The other defendant in this action, Mortgage Electronic Registration Systems, Inc., did not participate in this appeal.
The written document of assignment specifically referenced the defendant’s mortgage by its date, and by the volume number and page number in the land records where it was recorded, and also referenced any notes described within the mortgage.
In his memorandum of law in opposition to the plaintiffs motion for summary judgment, the defendant claimed that the operative complaint was a prior complaint, involving the same parties as in the present case, which
The defendant grounded his argument on the incorrect premise that the November 6, 2006 complaint was the operative complaint. See footnote 3 of this opinion.
We note that we make no determination as to the validity of the assignment of the mortgage to the plaintiff. We rely on Chase Home Finance, LLC, only to establish that the plaintiff, as the holder of the note, had standing to bring the present foreclosure action.

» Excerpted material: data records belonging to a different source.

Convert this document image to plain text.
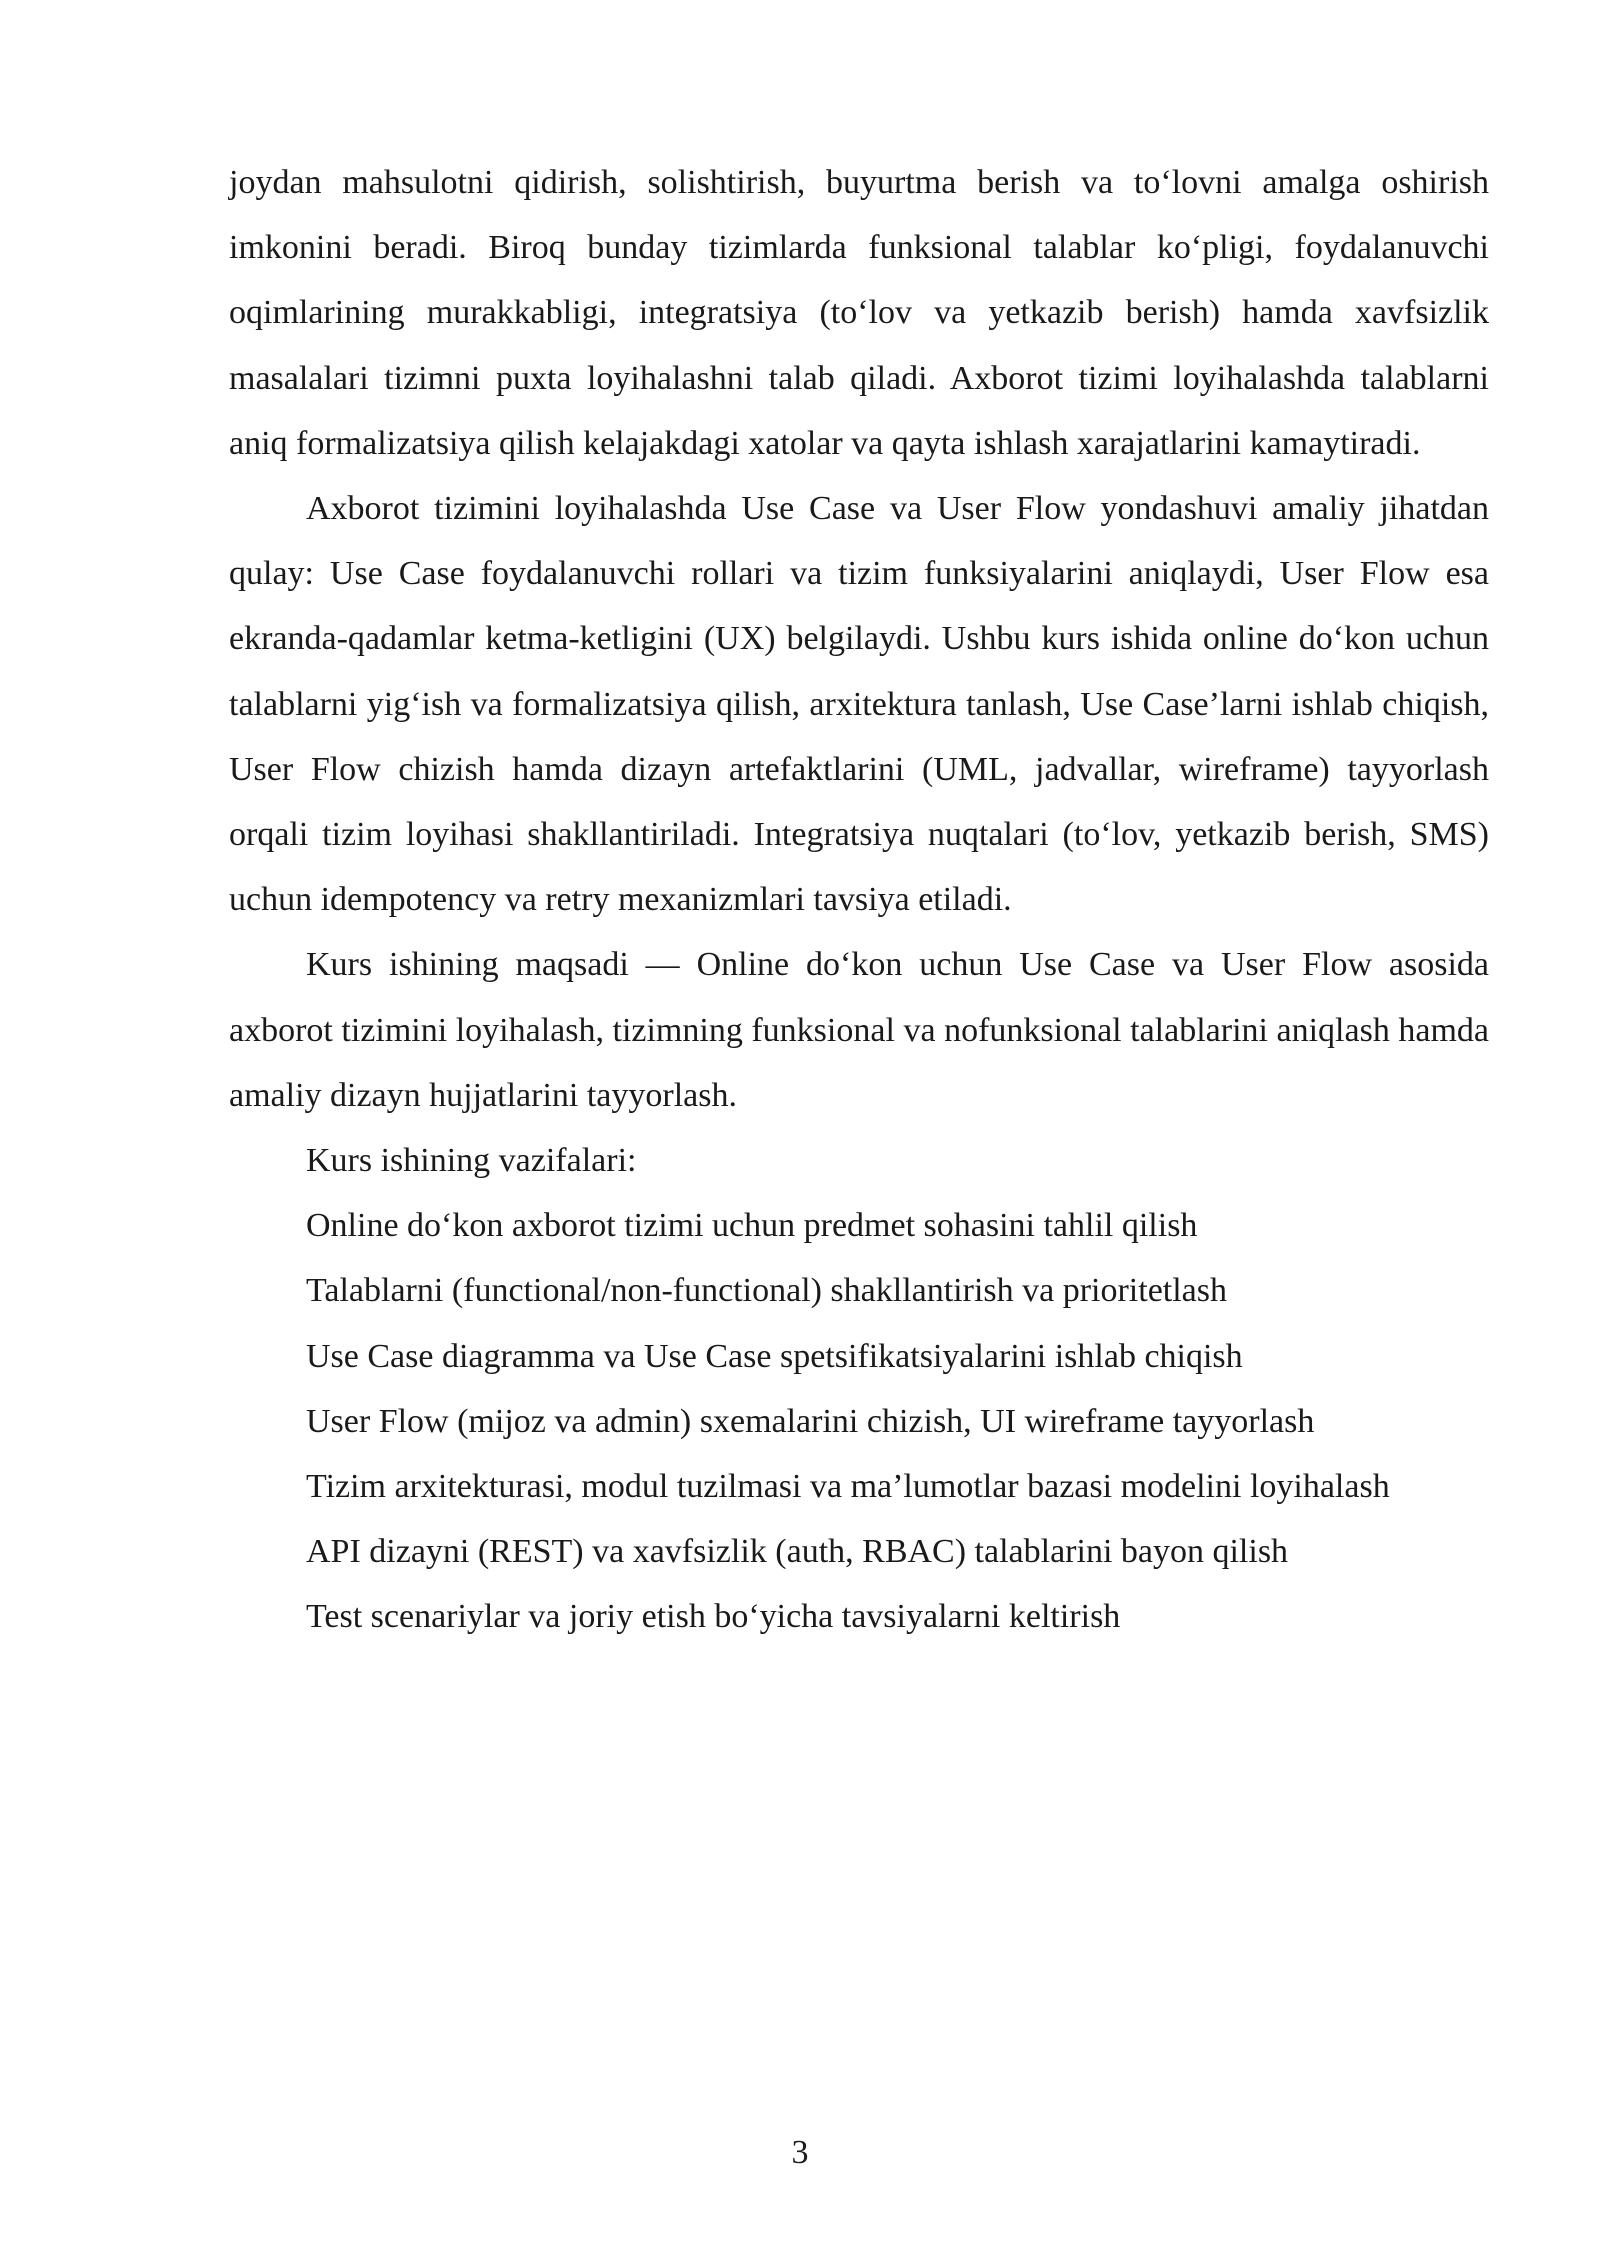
joydan mahsulotni qidirish, solishtirish, buyurtma berish va to‘lovni amalga oshirish imkonini beradi. Biroq bunday tizimlarda funksional talablar ko‘pligi, foydalanuvchi oqimlarining murakkabligi, integratsiya (to‘lov va yetkazib berish) hamda xavfsizlik masalalari tizimni puxta loyihalashni talab qiladi. Axborot tizimi loyihalashda talablarni aniq formalizatsiya qilish kelajakdagi xatolar va qayta ishlash xarajatlarini kamaytiradi.

Axborot tizimini loyihalashda Use Case va User Flow yondashuvi amaliy jihatdan qulay: Use Case foydalanuvchi rollari va tizim funksiyalarini aniqlaydi, User Flow esa ekranda-qadamlar ketma-ketligini (UX) belgilaydi. Ushbu kurs ishida online do‘kon uchun talablarni yig‘ish va formalizatsiya qilish, arxitektura tanlash, Use Case’larni ishlab chiqish, User Flow chizish hamda dizayn artefaktlarini (UML, jadvallar, wireframe) tayyorlash orqali tizim loyihasi shakllantiriladi. Integratsiya nuqtalari (to‘lov, yetkazib berish, SMS) uchun idempotency va retry mexanizmlari tavsiya etiladi.

Kurs ishining maqsadi — Online do‘kon uchun Use Case va User Flow asosida axborot tizimini loyihalash, tizimning funksional va nofunksional talablarini aniqlash hamda amaliy dizayn hujjatlarini tayyorlash.

Kurs ishining vazifalari:

Online do‘kon axborot tizimi uchun predmet sohasini tahlil qilish

Talablarni (functional/non-functional) shakllantirish va prioritetlash

Use Case diagramma va Use Case spetsifikatsiyalarini ishlab chiqish

User Flow (mijoz va admin) sxemalarini chizish, UI wireframe tayyorlash

Tizim arxitekturasi, modul tuzilmasi va ma’lumotlar bazasi modelini loyihalash

API dizayni (REST) va xavfsizlik (auth, RBAC) talablarini bayon qilish

Test scenariylar va joriy etish bo‘yicha tavsiyalarni keltirish

3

The defendant also makes a very brief argument that the court erred by granting summary judgment because there was a discrepancy between the note and the document of assignment regarding the amount of debt the defendant owed. We conclude that any discrepancy was not fatal in that the assignment referred to the mortgage by date, and by the volume number and page number in the land records where it was recorded.